To prawdopodobnie pierwsza ofiara wtorkowej gołoledzi. 38-letni mężczyzna przewrócił się na chodniku na Pradze-Północ. Prawdopodobnie uderzył głową i zmarł. — Z uwagi na złe warunki pogodowe apelujemy o zachowanie szczególnej ostrożność zarówno na drogach, jak i chodnikach — mówi rzecznik Komendanta Stołecznego Policji nadkom. Sylwester Marczak. Sytuacja na warszawskich ulicach jest fatalna. Od rana ratownicy odebrali już kilkaset wezwań. Alarmują, że brakuje karetek.
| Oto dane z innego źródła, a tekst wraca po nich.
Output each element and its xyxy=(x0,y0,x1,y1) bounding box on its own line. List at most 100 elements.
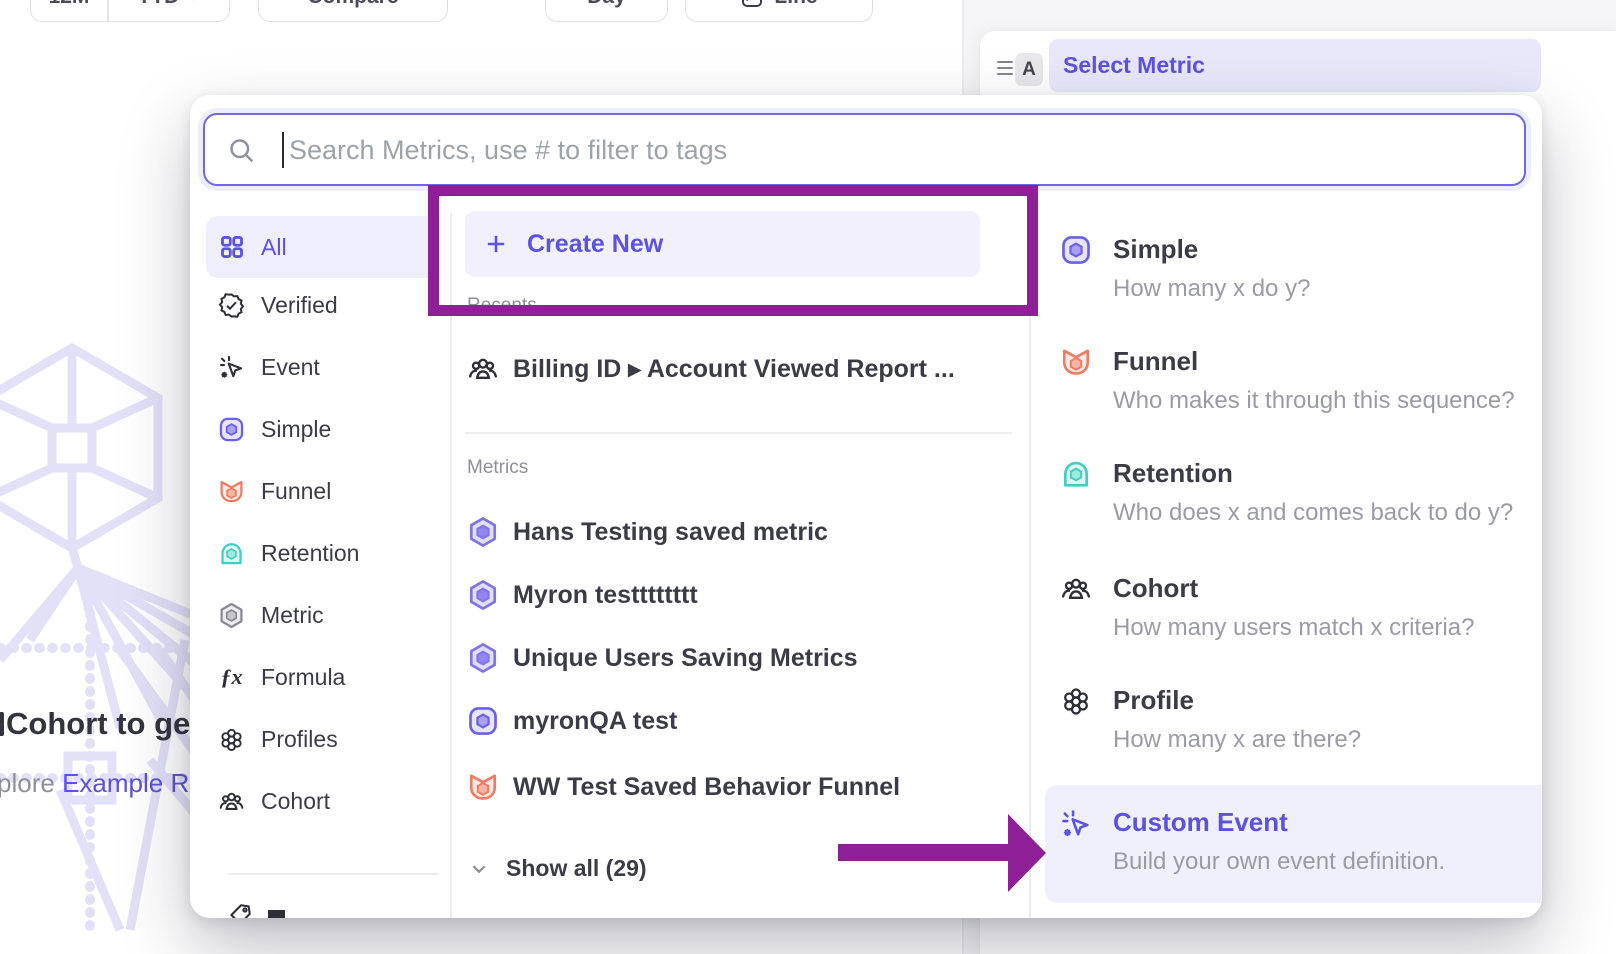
type-simple[interactable]: Simple How many x do y? xyxy=(1045,234,1542,310)
type-description: Who does x and comes back to do y? xyxy=(1113,499,1513,527)
line-chart-icon xyxy=(740,0,764,9)
type-custom-event[interactable]: Custom Event Build your own event defini… xyxy=(1045,785,1542,903)
sidebar-item-label: Retention xyxy=(261,540,359,567)
sidebar-item-label: Cohort xyxy=(261,788,330,815)
funnel-icon xyxy=(467,771,499,803)
chevron-down-icon xyxy=(470,860,488,878)
range-12m-label: 12M xyxy=(49,0,90,9)
recent-item[interactable]: Billing ID ▸ Account Viewed Report ... xyxy=(467,353,955,385)
compare-label: Compare xyxy=(307,0,398,9)
type-description: Who makes it through this sequence? xyxy=(1113,387,1515,415)
metric-hexagon-icon xyxy=(467,579,499,611)
column-divider xyxy=(1029,213,1031,918)
sidebar-item-event[interactable]: Event xyxy=(206,336,438,398)
compare-button[interactable]: Compare xyxy=(258,0,448,22)
range-ytd-button[interactable]: YTD xyxy=(109,0,230,21)
type-cohort[interactable]: Cohort How many users match x criteria? xyxy=(1045,573,1542,649)
wireframe-illustration xyxy=(0,330,200,950)
sidebar-item-label: Profiles xyxy=(261,726,338,753)
metric-list-item[interactable]: WW Test Saved Behavior Funnel xyxy=(467,771,900,803)
metric-list-item[interactable]: Hans Testing saved metric xyxy=(467,516,828,548)
sidebar-item-label: Event xyxy=(261,354,320,381)
sidebar-item-retention[interactable]: Retention xyxy=(206,522,438,584)
sidebar-section-divider xyxy=(228,873,438,875)
annotation-arrow-shaft xyxy=(838,844,1010,861)
type-profile[interactable]: Profile How many x are there? xyxy=(1045,685,1542,761)
type-funnel[interactable]: Funnel Who makes it through this sequenc… xyxy=(1045,346,1542,422)
show-all-button[interactable]: Show all (29) xyxy=(470,855,647,882)
grid-icon xyxy=(218,234,245,261)
metrics-heading: Metrics xyxy=(467,457,528,479)
search-input[interactable] xyxy=(287,115,1491,186)
metric-list-item[interactable]: Myron testttttttt xyxy=(467,579,698,611)
metric-row-badge: A xyxy=(1015,53,1043,86)
simple-icon xyxy=(1060,234,1092,266)
type-title: Custom Event xyxy=(1113,807,1288,838)
retention-icon xyxy=(1060,458,1092,490)
sidebar-item-label: Formula xyxy=(261,664,345,691)
profiles-icon xyxy=(218,726,245,753)
metric-hexagon-icon xyxy=(467,516,499,548)
cohort-icon xyxy=(467,353,499,385)
empty-state-headline: Cohort to ge xyxy=(6,706,190,742)
sidebar-item-label: Simple xyxy=(261,416,331,443)
funnel-icon xyxy=(1060,346,1092,378)
type-description: Build your own event definition. xyxy=(1113,848,1445,876)
type-title: Profile xyxy=(1113,685,1194,716)
type-title: Simple xyxy=(1113,234,1198,265)
annotation-highlight-box xyxy=(428,185,1038,316)
sidebar-item-metric[interactable]: Metric xyxy=(206,584,438,646)
select-metric-label: Select Metric xyxy=(1063,52,1205,79)
clipped-label-fragment xyxy=(268,910,285,918)
type-description: How many users match x criteria? xyxy=(1113,614,1474,642)
chart-type-line-button[interactable]: Line xyxy=(685,0,873,22)
sidebar-item-cohort[interactable]: Cohort xyxy=(206,770,438,832)
sidebar-item-label: Verified xyxy=(261,292,338,319)
metric-item-label: Unique Users Saving Metrics xyxy=(513,644,858,673)
search-icon xyxy=(227,136,257,166)
verified-badge-icon xyxy=(218,292,245,319)
sidebar-item-label: All xyxy=(261,234,287,261)
empty-state-subtext: xplore Example R xyxy=(0,768,189,799)
example-link[interactable]: Example R xyxy=(62,768,189,798)
recent-item-label: Billing ID ▸ Account Viewed Report ... xyxy=(513,354,955,384)
simple-icon xyxy=(467,705,499,737)
metric-search-box[interactable] xyxy=(203,113,1526,186)
metric-list-item[interactable]: Unique Users Saving Metrics xyxy=(467,642,858,674)
date-range-segmented-control[interactable]: 12M YTD xyxy=(30,0,230,22)
metric-list-item[interactable]: myronQA test xyxy=(467,705,677,737)
chevron-down-icon xyxy=(186,0,200,4)
type-title: Cohort xyxy=(1113,573,1198,604)
sidebar-item-simple[interactable]: Simple xyxy=(206,398,438,460)
type-title: Funnel xyxy=(1113,346,1198,377)
select-metric-field[interactable]: Select Metric xyxy=(1049,39,1541,92)
sidebar-item-profiles[interactable]: Profiles xyxy=(206,708,438,770)
annotation-arrow-head xyxy=(1008,814,1046,892)
interval-label: Day xyxy=(587,0,626,9)
tag-icon xyxy=(227,902,253,918)
type-description: How many x are there? xyxy=(1113,726,1361,754)
metric-hexagon-icon xyxy=(218,602,245,629)
metric-item-label: myronQA test xyxy=(513,707,677,736)
metric-item-label: Myron testttttttt xyxy=(513,581,698,610)
range-12m-button[interactable]: 12M xyxy=(31,0,107,21)
event-cursor-icon xyxy=(218,354,245,381)
sidebar-item-verified[interactable]: Verified xyxy=(206,274,438,336)
cohort-icon xyxy=(1060,573,1092,605)
sidebar-item-label: Funnel xyxy=(261,478,331,505)
type-retention[interactable]: Retention Who does x and comes back to d… xyxy=(1045,458,1542,534)
drag-handle-icon[interactable] xyxy=(997,61,1013,75)
interval-day-button[interactable]: Day xyxy=(545,0,668,22)
explore-prefix-text: xplore xyxy=(0,768,55,798)
metric-item-label: Hans Testing saved metric xyxy=(513,518,828,547)
sidebar-item-partial[interactable] xyxy=(227,902,253,918)
sidebar-item-formula[interactable]: ƒx Formula xyxy=(206,646,438,708)
sidebar-divider xyxy=(450,213,452,918)
cohort-icon xyxy=(218,788,245,815)
page-root: Cohort to ge xplore Example R 12M YTD Co… xyxy=(0,0,1616,954)
type-title: Retention xyxy=(1113,458,1233,489)
sidebar-item-funnel[interactable]: Funnel xyxy=(206,460,438,522)
sidebar-item-all[interactable]: All xyxy=(206,216,438,278)
type-description: How many x do y? xyxy=(1113,275,1310,303)
range-ytd-label: YTD xyxy=(137,0,179,9)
Do tragicznego zdarzenia doszło rano na zbiegu ulic Targowej z Kłopotowskiego. — 38-letni mężczyzna szedł chodnikiem. W pewnym momencie wywrócił się — mówi nadkom. Marczak.

W wyniku upadku 38-latek prawdopodobnie uderzył głową o chodnik. — Niestety zmarł na miejscu. Wyjaśniamy okoliczności zdarzenia — dodaje rzecznik KSP.
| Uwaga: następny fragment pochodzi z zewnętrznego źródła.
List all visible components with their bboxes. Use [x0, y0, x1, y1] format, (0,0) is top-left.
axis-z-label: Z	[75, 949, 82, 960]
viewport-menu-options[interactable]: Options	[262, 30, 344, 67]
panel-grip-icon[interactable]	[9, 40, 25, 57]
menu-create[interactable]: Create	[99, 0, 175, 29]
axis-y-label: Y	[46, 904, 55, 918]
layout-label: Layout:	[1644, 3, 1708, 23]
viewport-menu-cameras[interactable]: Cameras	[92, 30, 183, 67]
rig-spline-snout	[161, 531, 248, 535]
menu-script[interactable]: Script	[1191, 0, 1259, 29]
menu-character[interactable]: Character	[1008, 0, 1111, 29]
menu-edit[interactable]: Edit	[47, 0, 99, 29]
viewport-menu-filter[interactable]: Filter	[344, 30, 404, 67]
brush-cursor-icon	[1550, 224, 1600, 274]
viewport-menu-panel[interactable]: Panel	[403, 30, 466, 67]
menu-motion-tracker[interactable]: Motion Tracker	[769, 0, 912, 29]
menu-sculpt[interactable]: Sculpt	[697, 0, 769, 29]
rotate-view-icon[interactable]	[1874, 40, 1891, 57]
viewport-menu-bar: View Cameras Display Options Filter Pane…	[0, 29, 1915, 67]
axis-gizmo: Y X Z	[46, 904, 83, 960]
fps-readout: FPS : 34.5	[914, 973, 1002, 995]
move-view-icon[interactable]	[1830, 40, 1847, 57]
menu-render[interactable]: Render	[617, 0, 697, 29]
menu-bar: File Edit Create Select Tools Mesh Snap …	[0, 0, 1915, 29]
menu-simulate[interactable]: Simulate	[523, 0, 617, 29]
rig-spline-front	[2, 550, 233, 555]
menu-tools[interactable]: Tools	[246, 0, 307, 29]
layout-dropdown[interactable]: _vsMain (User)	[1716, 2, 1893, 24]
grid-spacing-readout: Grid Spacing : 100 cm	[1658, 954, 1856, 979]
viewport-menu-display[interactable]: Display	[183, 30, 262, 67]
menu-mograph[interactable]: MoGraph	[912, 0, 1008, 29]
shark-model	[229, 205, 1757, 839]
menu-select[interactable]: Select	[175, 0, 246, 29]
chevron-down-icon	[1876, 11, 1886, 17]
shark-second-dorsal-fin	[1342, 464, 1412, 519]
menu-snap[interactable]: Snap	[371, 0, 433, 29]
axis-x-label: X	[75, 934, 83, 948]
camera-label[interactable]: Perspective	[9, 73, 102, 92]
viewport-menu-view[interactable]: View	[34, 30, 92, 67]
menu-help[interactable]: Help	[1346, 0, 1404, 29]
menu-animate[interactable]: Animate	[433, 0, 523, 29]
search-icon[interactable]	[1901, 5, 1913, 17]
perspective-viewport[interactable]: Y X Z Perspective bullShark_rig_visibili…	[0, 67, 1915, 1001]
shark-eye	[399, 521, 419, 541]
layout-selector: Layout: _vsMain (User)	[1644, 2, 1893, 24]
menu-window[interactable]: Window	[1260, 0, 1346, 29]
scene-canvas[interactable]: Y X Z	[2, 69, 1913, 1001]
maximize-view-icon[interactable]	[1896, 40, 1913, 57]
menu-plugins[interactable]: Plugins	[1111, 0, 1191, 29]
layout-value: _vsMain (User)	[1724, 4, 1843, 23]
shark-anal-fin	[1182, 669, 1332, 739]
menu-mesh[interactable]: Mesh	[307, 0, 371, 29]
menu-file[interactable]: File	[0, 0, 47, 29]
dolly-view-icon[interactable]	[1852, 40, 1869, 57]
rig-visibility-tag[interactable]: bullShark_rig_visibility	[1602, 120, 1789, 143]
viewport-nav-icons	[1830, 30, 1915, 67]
W całej stolicy od rana sytuacja na drogach i chodnikach jest fatalna. Odwilż i marznący deszcz sprawiły, że pokryły się one warstwą lodu.

— Z uwagi na złe warunki pogodowe apelujemy o zachowanie szczególnej ostrożności zarówno na drogach, jak i chodnikach. Dostosujmy prędkość do panujących warunków. Pośpiech dzisiaj jest niewskazany — mówi Marczak.
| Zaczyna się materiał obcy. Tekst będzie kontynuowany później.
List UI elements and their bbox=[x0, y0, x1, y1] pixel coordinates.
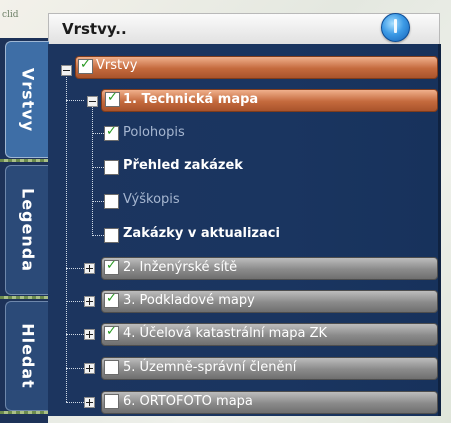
tab-hledat[interactable]: Hledat bbox=[5, 301, 49, 411]
checkbox-root[interactable]: ✓ bbox=[78, 57, 93, 74]
checkbox-group-6[interactable] bbox=[104, 394, 119, 409]
tree-connector bbox=[66, 100, 84, 101]
tab-legenda[interactable]: Legenda bbox=[5, 165, 49, 295]
map-label: clid bbox=[2, 10, 19, 20]
layer-label-polohopis[interactable]: Polohopis bbox=[123, 125, 185, 140]
tab-strip: Vrstvy Legenda Hledat bbox=[0, 38, 49, 423]
expand-icon[interactable] bbox=[84, 363, 95, 374]
node-label-group-1: 1. Technická mapa bbox=[123, 92, 259, 107]
collapse-icon[interactable] bbox=[61, 65, 72, 76]
expand-icon[interactable] bbox=[84, 263, 95, 274]
tree-connector bbox=[66, 334, 84, 335]
collapse-icon[interactable] bbox=[87, 96, 98, 107]
tree-connector bbox=[66, 368, 84, 369]
tree-connector bbox=[92, 235, 104, 236]
expand-icon[interactable] bbox=[84, 329, 95, 340]
tab-separator bbox=[0, 411, 48, 414]
tree-connector bbox=[66, 75, 67, 402]
checkbox-zakazky-v-aktualizaci[interactable] bbox=[104, 228, 119, 243]
layer-label-prehled-zakazek[interactable]: Přehled zakázek bbox=[123, 158, 243, 173]
checkbox-vyskopis[interactable] bbox=[104, 194, 119, 209]
tab-vrstvy[interactable]: Vrstvy bbox=[5, 41, 49, 158]
tab-separator bbox=[0, 296, 48, 299]
expand-icon[interactable] bbox=[84, 397, 95, 408]
panel-title: Vrstvy.. bbox=[62, 20, 127, 38]
node-label-group-3: 3. Podkladové mapy bbox=[123, 293, 255, 308]
layer-label-vyskopis[interactable]: Výškopis bbox=[123, 192, 180, 207]
tree-connector bbox=[92, 167, 104, 168]
tab-label: Hledat bbox=[18, 323, 37, 389]
tab-label: Vrstvy bbox=[18, 67, 37, 132]
checkbox-group-2[interactable]: ✓ bbox=[104, 258, 119, 275]
node-label-group-2: 2. Inženýrské sítě bbox=[123, 260, 238, 275]
checkbox-prehled-zakazek[interactable] bbox=[104, 160, 119, 175]
node-label-group-5: 5. Územně-správní členění bbox=[123, 360, 297, 375]
layer-label-zakazky-v-aktualizaci[interactable]: Zakázky v aktualizaci bbox=[123, 226, 280, 241]
tree-connector bbox=[92, 101, 93, 236]
layer-tree-panel: ✓ Vrstvy ✓ 1. Technická mapa ✓ Polohopis… bbox=[48, 44, 441, 416]
tree-connector bbox=[66, 268, 84, 269]
node-label-group-4: 4. Účelová katastrální mapa ZK bbox=[123, 326, 328, 341]
tree-connector bbox=[66, 301, 84, 302]
tree-connector bbox=[66, 402, 84, 403]
checkbox-group-5[interactable] bbox=[104, 360, 119, 375]
checkbox-polohopis[interactable]: ✓ bbox=[104, 124, 119, 141]
checkbox-group-3[interactable]: ✓ bbox=[104, 291, 119, 308]
checkbox-group-1[interactable]: ✓ bbox=[105, 90, 120, 107]
info-icon[interactable] bbox=[381, 13, 410, 42]
tab-separator bbox=[0, 159, 48, 162]
checkbox-group-4[interactable]: ✓ bbox=[104, 324, 119, 341]
layers-window: clid Vrstvy.. Vrstvy Legenda Hledat ✓ Vr… bbox=[0, 0, 451, 423]
node-label-group-6: 6. ORTOFOTO mapa bbox=[123, 394, 253, 409]
tree-connector bbox=[92, 133, 104, 134]
tab-label: Legenda bbox=[18, 188, 37, 272]
expand-icon[interactable] bbox=[84, 296, 95, 307]
node-label-root: Vrstvy bbox=[96, 58, 138, 73]
tree-connector bbox=[92, 201, 104, 202]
Także Zarząd Oczyszczania Miasta wystosował we wtorek rano apel do zarządców dróg i chodników. „Zarządcy wyjdziecie do działań. Chodniki w Warszawie są oblodzone, to trudne warunki dla pieszych. Wspólnie zadbajmy o bezpieczeństwo mieszkańców stolicy” — napisał ZOM.